Vikunja versions 0.13 through 2.2.0 allow reuse of a TOTP code within its 30-second validity window, weakening two-factor authentication.
Vulnerability
Overview
CVE-2026-33473 is a security flaw in Vikunja, an open-source self-hosted task management platform. The vulnerability affects all versions from 0.13 up to (but not including) 2.2.1. The root cause is that the TOTP validation function (ValidateTOTPPasscode in pkg/user/totp.go) does not track whether a specific one-time password has already been used within its 30-second validity window [1][4]. This means that once a user successfully authenticates with a valid TOTP, the same code can be reused by another session for the same user within that window [4].
Exploitation
Conditions
To exploit this vulnerability, an attacker must first obtain a valid TOTP code generated by the victim's authenticator app. This could occur through phishing, social engineering, or intercepting the code over an insecure channel. The attacker also needs the victim's username and password. Once the attacker has these credentials and a captured TOTP, they can reuse that TOTP to authenticate as the victim in a separate session, bypassing the intended one-time-use property of the TOTP [4]. The attack does not require any special network position beyond being able to submit authentication requests to the Vikunja server.
Impact
Successful exploitation allows an attacker to gain authenticated access to the victim's Vikunja account, bypassing the second factor of authentication. This undermines the defense-in-depth model that two-factor authentication is intended to provide [4]. The impact is limited to accounts that have 2FA enabled, and the attacker must already possess the user's password and a valid TOTP code. However, the ability to reuse the TOTP significantly increases the window of opportunity for an attacker who has intercepted a code.
Mitigation
The vulnerability is patched in Vikunja version 2.2.1 [1][3]. The fix involves maintaining a deny-listing used TOTP codes for the duration of their validity window, preventing reuse [4]. Users are strongly advised to update to version 2.2.1 or later. No workarounds are mentioned in the available references.

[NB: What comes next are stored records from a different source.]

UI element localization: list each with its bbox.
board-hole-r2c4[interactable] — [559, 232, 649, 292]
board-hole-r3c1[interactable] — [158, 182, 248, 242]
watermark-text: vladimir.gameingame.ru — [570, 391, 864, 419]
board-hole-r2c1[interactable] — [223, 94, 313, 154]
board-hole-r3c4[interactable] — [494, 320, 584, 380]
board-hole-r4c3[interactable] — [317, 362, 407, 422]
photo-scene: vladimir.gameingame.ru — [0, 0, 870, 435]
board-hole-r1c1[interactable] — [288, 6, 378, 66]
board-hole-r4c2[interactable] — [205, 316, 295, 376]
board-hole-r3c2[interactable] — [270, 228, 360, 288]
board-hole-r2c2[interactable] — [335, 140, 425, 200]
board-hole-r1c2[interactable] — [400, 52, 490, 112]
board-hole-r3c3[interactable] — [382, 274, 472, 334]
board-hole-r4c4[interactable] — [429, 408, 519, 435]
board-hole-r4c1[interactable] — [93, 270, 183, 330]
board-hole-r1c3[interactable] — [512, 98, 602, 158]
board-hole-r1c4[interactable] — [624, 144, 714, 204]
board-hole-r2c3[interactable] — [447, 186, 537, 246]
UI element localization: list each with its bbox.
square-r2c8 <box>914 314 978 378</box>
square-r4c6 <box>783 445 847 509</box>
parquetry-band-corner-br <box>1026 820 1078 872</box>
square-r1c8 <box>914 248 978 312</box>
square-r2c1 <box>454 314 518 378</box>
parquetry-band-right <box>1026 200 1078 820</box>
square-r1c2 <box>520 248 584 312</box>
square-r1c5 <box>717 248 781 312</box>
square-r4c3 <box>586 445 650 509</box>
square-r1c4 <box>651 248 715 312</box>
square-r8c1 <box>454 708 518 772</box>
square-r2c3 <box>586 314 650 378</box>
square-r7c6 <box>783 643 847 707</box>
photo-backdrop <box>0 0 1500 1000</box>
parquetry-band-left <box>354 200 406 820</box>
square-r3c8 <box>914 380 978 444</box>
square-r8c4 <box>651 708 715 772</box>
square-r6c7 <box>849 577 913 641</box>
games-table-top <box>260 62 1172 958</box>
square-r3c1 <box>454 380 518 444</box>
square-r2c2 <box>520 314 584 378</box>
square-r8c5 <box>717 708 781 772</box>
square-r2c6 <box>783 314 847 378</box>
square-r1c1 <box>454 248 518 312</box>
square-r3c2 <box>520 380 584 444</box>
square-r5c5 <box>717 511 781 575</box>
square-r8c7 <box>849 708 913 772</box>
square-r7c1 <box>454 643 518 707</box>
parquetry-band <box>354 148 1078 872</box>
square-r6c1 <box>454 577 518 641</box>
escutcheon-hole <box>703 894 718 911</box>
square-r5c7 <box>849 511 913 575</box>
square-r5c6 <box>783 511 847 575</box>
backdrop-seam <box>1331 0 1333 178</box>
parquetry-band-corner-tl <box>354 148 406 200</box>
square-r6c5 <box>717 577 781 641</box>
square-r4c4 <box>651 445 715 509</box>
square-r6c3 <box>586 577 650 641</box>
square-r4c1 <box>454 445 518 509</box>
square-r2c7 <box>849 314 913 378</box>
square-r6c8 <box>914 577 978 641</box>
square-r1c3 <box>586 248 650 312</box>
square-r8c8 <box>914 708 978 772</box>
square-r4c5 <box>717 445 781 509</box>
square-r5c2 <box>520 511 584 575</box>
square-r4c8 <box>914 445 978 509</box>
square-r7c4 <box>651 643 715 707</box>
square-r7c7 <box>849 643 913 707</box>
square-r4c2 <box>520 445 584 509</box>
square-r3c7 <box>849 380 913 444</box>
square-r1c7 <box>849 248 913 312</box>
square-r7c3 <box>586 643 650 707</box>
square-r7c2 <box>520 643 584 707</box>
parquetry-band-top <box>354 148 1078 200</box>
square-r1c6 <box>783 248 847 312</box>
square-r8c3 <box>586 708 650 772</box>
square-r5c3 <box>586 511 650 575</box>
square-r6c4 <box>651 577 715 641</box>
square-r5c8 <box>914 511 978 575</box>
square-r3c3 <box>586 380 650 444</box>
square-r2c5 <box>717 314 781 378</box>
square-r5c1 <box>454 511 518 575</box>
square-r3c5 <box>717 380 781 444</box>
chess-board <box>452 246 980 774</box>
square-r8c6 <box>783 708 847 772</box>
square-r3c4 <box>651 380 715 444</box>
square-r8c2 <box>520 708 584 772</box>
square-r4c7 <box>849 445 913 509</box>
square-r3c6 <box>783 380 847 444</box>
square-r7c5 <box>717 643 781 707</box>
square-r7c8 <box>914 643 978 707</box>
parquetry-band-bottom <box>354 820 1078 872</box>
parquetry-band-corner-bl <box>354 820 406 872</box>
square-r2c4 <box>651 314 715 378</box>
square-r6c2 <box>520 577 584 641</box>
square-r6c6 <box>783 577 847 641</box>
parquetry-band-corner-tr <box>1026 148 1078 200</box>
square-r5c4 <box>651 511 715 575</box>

AI Insight generated on May 18, 2026. Synthesized from this CVE's description and the cited reference URLs; citations are validated against the source bundle.
Affected packages
Versions sourced from the GitHub Security Advisory.
| Package | Affected versions | Patched versions |
|---|---|---|
code.vikunja.io/apiGo | >= 0.13 | — |
Affected products
2- go-vikunja/vikunjav5Range: >= 0.13, < 2.2.1
Patches
0No patches discovered yet.
Vulnerability mechanics
AI mechanics synthesis has not run for this CVE yet.
References
5- github.com/advisories/GHSA-p747-qc5p-773rghsaADVISORY
- nvd.nist.gov/vuln/detail/CVE-2026-33473ghsaADVISORY
- github.com/go-vikunja/vikunja/security/advisories/GHSA-p747-qc5p-773rghsax_refsource_CONFIRMWEB
- vikunja.io/changelog/vikunja-v2.2.0-was-releasedghsax_refsource_MISCWEB
- vikunja.io/changelog/vikunja-v2.2.2-was-releasedghsax_refsource_MISCWEB
News mentions
0No linked articles in our index yet.